Beyond the determination of which parent bears the responsibility for decision-making, the Texas code addresses when the child will spend time with each parent, known as a possession order. The legislation presumes it is in the best interest of a child for a “Standard Possession Order” to control, that the parents may have possession of the child, whenever there is mutual agreement. In circumstances where parents are unable to agree, barring scenarios where one parent’s behavior restricts them from seeing the child, Texas Family Code 153.3171 provides the right to possession of language based on how close the parents live to each other in increments of 50 or 100 miles or less and more than 100 miles. For example, if parents live within 100 miles of each other, the non-possessory parent has the right to possess the child on the 1st, 3rd, and 5th weekends of each month, Thursday evenings during the academic year, alternate holidays, and an extended period of time during the summer school recess. Judges have the ability to make a determination a standard possession order is inappropriate after a trial. A “modified possession” order could allow for a parent to have possession on alternate weekends or no overnight visits for a parent.

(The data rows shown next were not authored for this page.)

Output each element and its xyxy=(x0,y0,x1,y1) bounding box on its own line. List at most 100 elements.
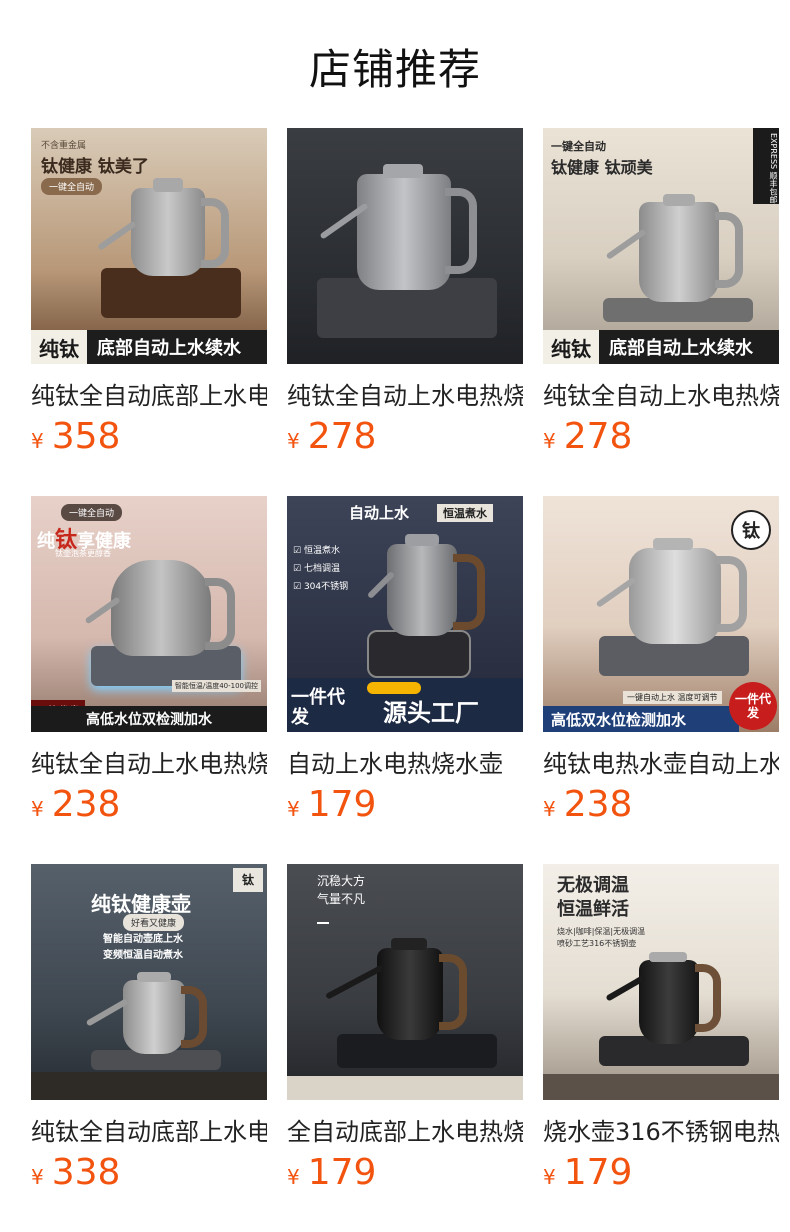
image-pill: 一键全自动 xyxy=(41,178,103,195)
currency-symbol: ¥ xyxy=(543,1165,556,1189)
product-name[interactable]: 全自动底部上水电热烧水壶 xyxy=(287,1112,523,1147)
currency-symbol: ¥ xyxy=(543,797,556,821)
image-note: 一键自动上水 温度可调节 xyxy=(623,691,722,704)
image-headline: 纯钛健康壶 xyxy=(91,892,191,916)
product-card[interactable]: 不含重金属 钛健康 钛美了 一键全自动 纯钛 底部自动上水续水 纯钛全自动底部上… xyxy=(31,128,267,457)
image-small-line: 烧水|咖啡|保温|无极调温 xyxy=(557,927,646,936)
product-name[interactable]: 纯钛电热水壶自动上水 xyxy=(543,744,779,779)
image-note: 智能恒温/温度40-100调控 xyxy=(171,680,261,692)
page-title: 店铺推荐 xyxy=(308,45,481,94)
kettle-illustration xyxy=(629,548,721,644)
product-name[interactable]: 纯钛全自动上水电热烧水壶 xyxy=(543,376,779,411)
kettle-lid xyxy=(137,972,171,982)
product-price: ¥179 xyxy=(543,1152,632,1193)
kettle-handle xyxy=(453,554,485,630)
currency-symbol: ¥ xyxy=(31,797,44,821)
kettle-handle xyxy=(445,188,477,274)
image-banner: 纯钛 底部自动上水续水 xyxy=(543,330,779,364)
banner-tag: 纯钛 xyxy=(31,330,87,364)
product-image[interactable]: 自动上水 恒温煮水 ☑ 恒温煮水 ☑ 七档调温 ☑ 304不锈钢 一件代发 源头… xyxy=(287,496,523,732)
kettle-illustration xyxy=(639,960,699,1044)
currency-symbol: ¥ xyxy=(287,797,300,821)
product-card[interactable]: 一键全自动 纯钛享健康 钛壶泡茶更醇香 智能恒温/温度40-100调控 一件代发… xyxy=(31,496,267,825)
product-price: ¥238 xyxy=(543,784,632,825)
kettle-lid xyxy=(383,164,423,178)
feature-list: ☑ 恒温煮水 ☑ 七档调温 ☑ 304不锈钢 xyxy=(293,542,348,596)
product-price: ¥338 xyxy=(31,1152,120,1193)
image-line: 变频恒温自动煮水 xyxy=(103,950,183,961)
currency-symbol: ¥ xyxy=(543,429,556,453)
kettle-handle xyxy=(695,964,721,1032)
kettle-illustration xyxy=(639,202,719,302)
product-image[interactable]: 钛 一键自动上水 温度可调节 高低双水位检测加水 一件代发 xyxy=(543,496,779,732)
product-card[interactable]: 沉稳大方 气量不凡 全自动底部上水电热烧水壶 ¥179 xyxy=(287,864,523,1193)
express-badge: EXPRESS 顺丰包邮 xyxy=(753,128,779,204)
product-image[interactable]: 无极调温 恒温鲜活 烧水|咖啡|保温|无极调温 喷砂工艺316不锈钢壶 xyxy=(543,864,779,1100)
kettle-lid xyxy=(649,952,687,962)
price-value: 338 xyxy=(51,1152,121,1193)
product-card[interactable]: 无极调温 恒温鲜活 烧水|咖啡|保温|无极调温 喷砂工艺316不锈钢壶 烧水壶3… xyxy=(543,864,779,1193)
kettle-illustration xyxy=(111,560,211,656)
product-name[interactable]: 自动上水电热烧水壶 xyxy=(287,744,523,779)
price-value: 238 xyxy=(563,784,633,825)
image-line: 无极调温 xyxy=(557,875,629,896)
banner-text: 高低双水位检测加水 xyxy=(551,710,687,729)
product-card[interactable]: 自动上水 恒温煮水 ☑ 恒温煮水 ☑ 七档调温 ☑ 304不锈钢 一件代发 源头… xyxy=(287,496,523,825)
product-image[interactable]: 一键全自动 纯钛享健康 钛壶泡茶更醇香 智能恒温/温度40-100调控 一件代发… xyxy=(31,496,267,732)
product-name[interactable]: 纯钛全自动上水电热烧水壶 xyxy=(287,376,523,411)
price-value: 179 xyxy=(563,1152,633,1193)
image-small-line: 钛壶泡茶更醇香 xyxy=(55,549,111,558)
kettle-lid xyxy=(153,178,183,192)
product-image[interactable] xyxy=(287,128,523,364)
product-price: ¥179 xyxy=(287,784,376,825)
image-headline: 钛健康 钛美了 xyxy=(41,157,149,177)
product-name[interactable]: 纯钛全自动上水电热烧水壶 xyxy=(31,744,267,779)
kettle-handle xyxy=(715,556,747,632)
kettle-handle xyxy=(439,954,467,1030)
product-price: ¥278 xyxy=(287,416,376,457)
image-headline: 钛健康 钛顽美 xyxy=(551,158,653,177)
product-card[interactable]: 一键全自动 钛健康 钛顽美 EXPRESS 顺丰包邮 纯钛 底部自动上水续水 纯… xyxy=(543,128,779,457)
image-lines: 无极调温 恒温鲜活 xyxy=(557,874,629,922)
product-name[interactable]: 纯钛全自动底部上水电热烧水壶 xyxy=(31,376,267,411)
currency-symbol: ¥ xyxy=(287,429,300,453)
kettle-illustration xyxy=(123,980,185,1054)
product-name[interactable]: 纯钛全自动底部上水电热烧水壶 xyxy=(31,1112,267,1147)
feature-item: ☑ 七档调温 xyxy=(293,564,340,574)
product-image[interactable]: 一键全自动 钛健康 钛顽美 EXPRESS 顺丰包邮 纯钛 底部自动上水续水 xyxy=(543,128,779,364)
corner-tag: 一件代发 xyxy=(291,687,345,728)
currency-symbol: ¥ xyxy=(31,429,44,453)
table-surface xyxy=(287,1076,523,1100)
image-line: 沉稳大方 xyxy=(317,874,366,888)
image-banner: 纯钛 底部自动上水续水 xyxy=(31,330,267,364)
price-value: 358 xyxy=(51,416,121,457)
product-image[interactable]: 不含重金属 钛健康 钛美了 一键全自动 纯钛 底部自动上水续水 xyxy=(31,128,267,364)
product-card[interactable]: 钛 一键自动上水 温度可调节 高低双水位检测加水 一件代发 纯钛电热水壶自动上水… xyxy=(543,496,779,825)
product-card[interactable]: 钛 纯钛健康壶 好看又健康 智能自动壶底上水 变频恒温自动煮水 纯钛全自动底部上… xyxy=(31,864,267,1193)
product-card[interactable]: 纯钛全自动上水电热烧水壶 ¥278 xyxy=(287,128,523,457)
kettle-lid xyxy=(391,938,427,950)
product-image[interactable]: 沉稳大方 气量不凡 xyxy=(287,864,523,1100)
product-name[interactable]: 烧水壶316不锈钢电热水壶 xyxy=(543,1112,779,1147)
price-value: 278 xyxy=(307,416,377,457)
kettle-illustration xyxy=(131,188,205,276)
banner-text: 高低水位双检测加水 xyxy=(86,712,212,728)
image-lines: 沉稳大方 气量不凡 xyxy=(317,872,365,908)
kettle-handle xyxy=(181,986,207,1048)
headline-pre: 纯 xyxy=(37,531,55,552)
price-value: 278 xyxy=(563,416,633,457)
product-price: ¥179 xyxy=(287,1152,376,1193)
titanium-badge: 钛 xyxy=(731,510,771,550)
price-value: 179 xyxy=(307,1152,377,1193)
table-surface xyxy=(543,1074,779,1100)
product-image[interactable]: 钛 纯钛健康壶 好看又健康 智能自动壶底上水 变频恒温自动煮水 xyxy=(31,864,267,1100)
image-lines: 智能自动壶底上水 变频恒温自动煮水 xyxy=(103,932,183,964)
banner-text: 底部自动上水续水 xyxy=(609,338,753,359)
kettle-handle xyxy=(201,198,229,268)
image-note: 喷砂工艺316不锈钢壶 xyxy=(557,939,637,948)
product-price: ¥278 xyxy=(543,416,632,457)
kettle-handle xyxy=(715,212,743,288)
kettle-illustration xyxy=(387,544,457,636)
image-pill: 好看又健康 xyxy=(123,914,185,931)
kettle-lid xyxy=(663,194,695,206)
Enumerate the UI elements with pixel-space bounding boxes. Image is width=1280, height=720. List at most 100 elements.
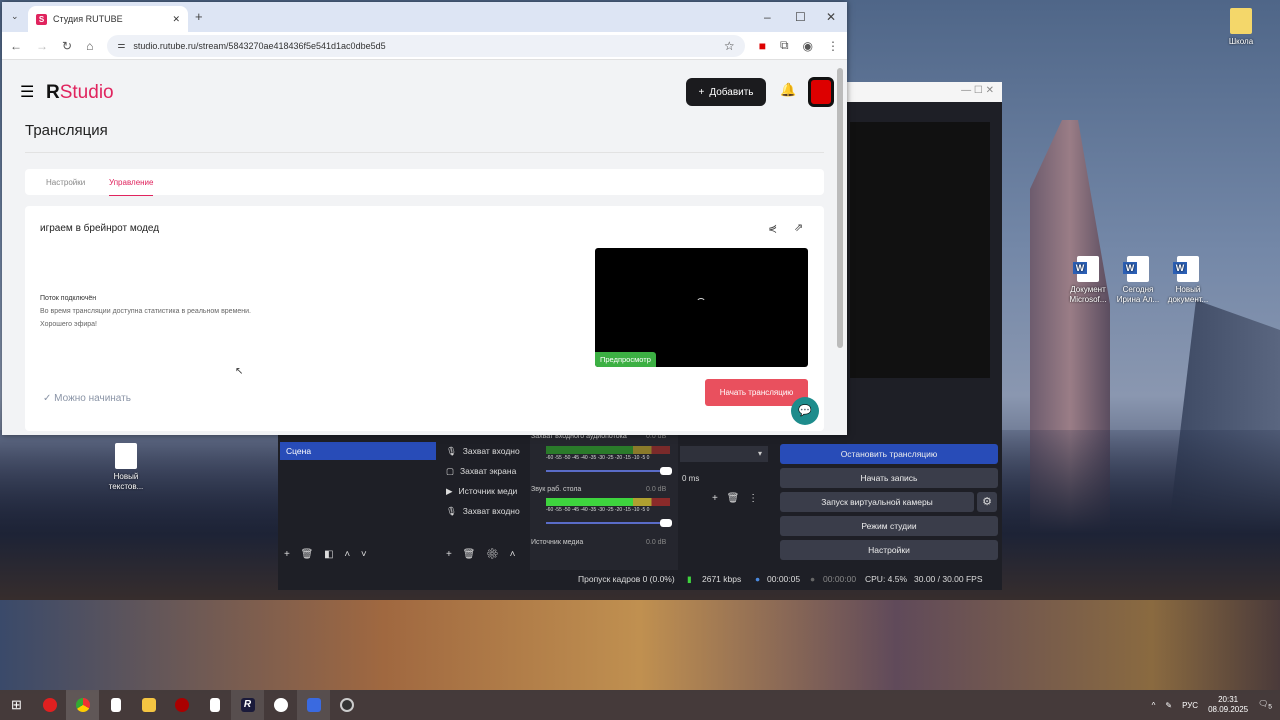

Whether during the underlying divorce proceeding or during a modification petition, sometimes parents are able to determine the terms of a parenting plan best suited for their family. Even if parents are able to agree to such a parenting plan, the Court must review the provisions of the agreement in light of the best interest standard. A court may review the parenting plan and approve it or determine the plan fails to meet the best interest standard. If the plan does not meet the standard, the Court may request the parties to revise and resubmit the parenting plan.
Just as parents do not take the decision to end a marriage lightly, nor does the Texas court system when putting in place custodial arrangements which have the ability to impact children until they reach adulthood. Central to every aspect of making decisions for the
child and how much time the child spends with each parent is what will have the best interest of the child at the forefront.